Nos Ingleses, a Licença Ambiental de Instalação prevê formação de duna, recuperação da restinga praial em toda a extensão do aterro, placas indicando a recuperação ambiental e explicando a importância da restinga. O documento cita ainda a necessidade de início imediato da coleta de sementes, plântulas e proágulos, com plantio devendo ser realizado concomitante com a obra do aterro.
Em visita à praia em setembro de 2023, os professores observaram que "a maior parte da areia depositada para formação da duna está bastante reduzida, uma vez que aparece apenas como uma depressão mais elevada", entre outros pontos.
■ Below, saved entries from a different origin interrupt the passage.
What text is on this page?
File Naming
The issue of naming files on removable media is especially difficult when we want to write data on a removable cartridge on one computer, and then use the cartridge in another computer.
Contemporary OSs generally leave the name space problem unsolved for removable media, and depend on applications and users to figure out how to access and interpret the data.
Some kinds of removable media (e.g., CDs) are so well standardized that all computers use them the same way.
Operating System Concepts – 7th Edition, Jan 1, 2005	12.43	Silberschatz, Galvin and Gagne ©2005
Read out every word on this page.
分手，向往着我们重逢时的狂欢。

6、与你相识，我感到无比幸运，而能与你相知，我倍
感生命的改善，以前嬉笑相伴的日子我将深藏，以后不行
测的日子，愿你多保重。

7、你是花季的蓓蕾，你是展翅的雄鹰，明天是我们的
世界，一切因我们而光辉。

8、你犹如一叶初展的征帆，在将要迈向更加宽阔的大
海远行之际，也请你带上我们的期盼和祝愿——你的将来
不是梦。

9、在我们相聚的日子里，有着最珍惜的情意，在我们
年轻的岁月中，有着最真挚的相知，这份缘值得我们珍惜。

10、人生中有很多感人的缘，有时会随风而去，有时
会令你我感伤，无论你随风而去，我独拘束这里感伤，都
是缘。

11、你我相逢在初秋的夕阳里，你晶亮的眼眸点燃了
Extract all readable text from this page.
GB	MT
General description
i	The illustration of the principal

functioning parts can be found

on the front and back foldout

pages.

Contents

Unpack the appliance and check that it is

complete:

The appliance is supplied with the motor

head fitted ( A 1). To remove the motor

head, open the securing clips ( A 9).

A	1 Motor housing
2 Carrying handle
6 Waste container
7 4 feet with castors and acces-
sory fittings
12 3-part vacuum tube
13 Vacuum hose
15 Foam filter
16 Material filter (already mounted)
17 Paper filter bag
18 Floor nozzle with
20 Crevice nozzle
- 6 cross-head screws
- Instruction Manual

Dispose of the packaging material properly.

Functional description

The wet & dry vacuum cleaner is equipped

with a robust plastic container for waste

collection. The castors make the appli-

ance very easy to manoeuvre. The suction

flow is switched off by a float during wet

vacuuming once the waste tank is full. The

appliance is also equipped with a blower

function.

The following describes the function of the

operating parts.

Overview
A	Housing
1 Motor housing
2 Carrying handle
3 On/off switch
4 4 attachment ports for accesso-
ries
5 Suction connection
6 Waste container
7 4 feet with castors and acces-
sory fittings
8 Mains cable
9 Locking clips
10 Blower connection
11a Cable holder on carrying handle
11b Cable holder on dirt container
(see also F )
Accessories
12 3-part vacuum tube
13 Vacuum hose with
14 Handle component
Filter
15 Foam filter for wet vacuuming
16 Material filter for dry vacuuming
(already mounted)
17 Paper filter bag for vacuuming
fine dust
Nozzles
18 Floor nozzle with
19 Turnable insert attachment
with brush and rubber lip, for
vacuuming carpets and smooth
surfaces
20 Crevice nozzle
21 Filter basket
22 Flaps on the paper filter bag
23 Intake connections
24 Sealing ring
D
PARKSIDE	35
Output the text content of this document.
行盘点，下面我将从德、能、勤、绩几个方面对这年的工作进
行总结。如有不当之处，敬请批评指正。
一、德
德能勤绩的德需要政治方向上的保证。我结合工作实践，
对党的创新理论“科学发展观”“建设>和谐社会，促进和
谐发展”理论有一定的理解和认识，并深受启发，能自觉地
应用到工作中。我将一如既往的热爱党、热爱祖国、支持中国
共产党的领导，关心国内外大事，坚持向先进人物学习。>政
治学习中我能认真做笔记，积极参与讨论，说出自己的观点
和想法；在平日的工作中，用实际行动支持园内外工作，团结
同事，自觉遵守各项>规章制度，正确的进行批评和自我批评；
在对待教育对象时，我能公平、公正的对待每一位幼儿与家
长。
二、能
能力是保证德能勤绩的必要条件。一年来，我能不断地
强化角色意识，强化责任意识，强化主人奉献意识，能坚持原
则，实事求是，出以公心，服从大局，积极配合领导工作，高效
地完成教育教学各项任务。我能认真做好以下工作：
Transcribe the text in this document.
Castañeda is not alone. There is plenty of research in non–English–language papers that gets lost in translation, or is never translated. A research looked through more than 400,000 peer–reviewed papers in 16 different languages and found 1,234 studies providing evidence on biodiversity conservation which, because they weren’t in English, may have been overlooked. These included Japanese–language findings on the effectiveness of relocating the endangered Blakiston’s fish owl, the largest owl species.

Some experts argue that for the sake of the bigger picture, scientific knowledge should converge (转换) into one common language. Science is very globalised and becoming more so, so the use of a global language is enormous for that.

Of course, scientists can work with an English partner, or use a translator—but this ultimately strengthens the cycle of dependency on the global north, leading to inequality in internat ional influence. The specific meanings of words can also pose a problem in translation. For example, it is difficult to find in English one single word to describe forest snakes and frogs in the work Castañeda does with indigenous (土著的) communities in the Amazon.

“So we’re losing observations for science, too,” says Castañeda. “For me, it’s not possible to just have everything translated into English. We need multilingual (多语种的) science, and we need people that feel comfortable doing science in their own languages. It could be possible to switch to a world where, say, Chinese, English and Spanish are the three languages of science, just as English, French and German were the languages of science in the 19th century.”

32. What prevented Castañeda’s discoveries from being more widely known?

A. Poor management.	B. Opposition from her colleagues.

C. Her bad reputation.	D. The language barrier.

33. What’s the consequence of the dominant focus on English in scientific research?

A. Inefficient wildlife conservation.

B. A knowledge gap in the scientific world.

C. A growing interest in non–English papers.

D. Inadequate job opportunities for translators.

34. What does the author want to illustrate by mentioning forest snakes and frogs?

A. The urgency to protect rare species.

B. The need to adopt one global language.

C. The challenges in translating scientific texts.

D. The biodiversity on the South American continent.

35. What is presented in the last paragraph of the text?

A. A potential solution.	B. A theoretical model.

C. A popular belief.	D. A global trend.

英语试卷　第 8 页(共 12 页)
O IMA informou que, após o término das obras, foram realizados dois levantamentos no local que resultaram em um auto de infração para a prefeitura.
Alargamento de praias tem impactos ambientais
O impacto ambiental das obras de alargamento deve ser dividido em dois momentos: quando se retiram os sedimentos do mar e quando se deposita a areia na praia, segundo os especialistas.
Na primeira etapa da intervenção, que consiste na dragagem de sedimentos, ocorre também a remoção da fauna e da vida marinha. Esse processo acaba levantando outros tipos de materiais, que podem afetar os organismos que vivem naquela coluna de água, como peixes e algas. Outro ponto, ressalta Horta, é que no fundo marinho tem uma série de substâncias, entre elas as que formam a maré vermelha, que pode ser poluente e prejudicial para a saúde dos ambientes e das pessoas.
Tem impacto sonoro do trabalho da draga, aponta Pagliosa, que afeta o comportamento de mamíferos aquáticos, peixes e aves. O professor explica que há regulamentação específica nesse tipo de trabalho e que, quando esses organismos são avistados próximos da draga, é necessário parar o equipamento.
No segundo momento, a areia que é depositada na praia soterra e mata os organismos que vivem ali. “A gente precisa entender que as praias não são só areia, tem bichinho e plantinha, fundamentais para equilíbrio do sistema costeiro”, explica Horta.
Além disso, a dragagem acaba importando outros materiais. Em Balneário Camboriú, no primeiro mês apareceram conchas (que são moluscos da classe bivalves), organismos vivos que morreram na areia.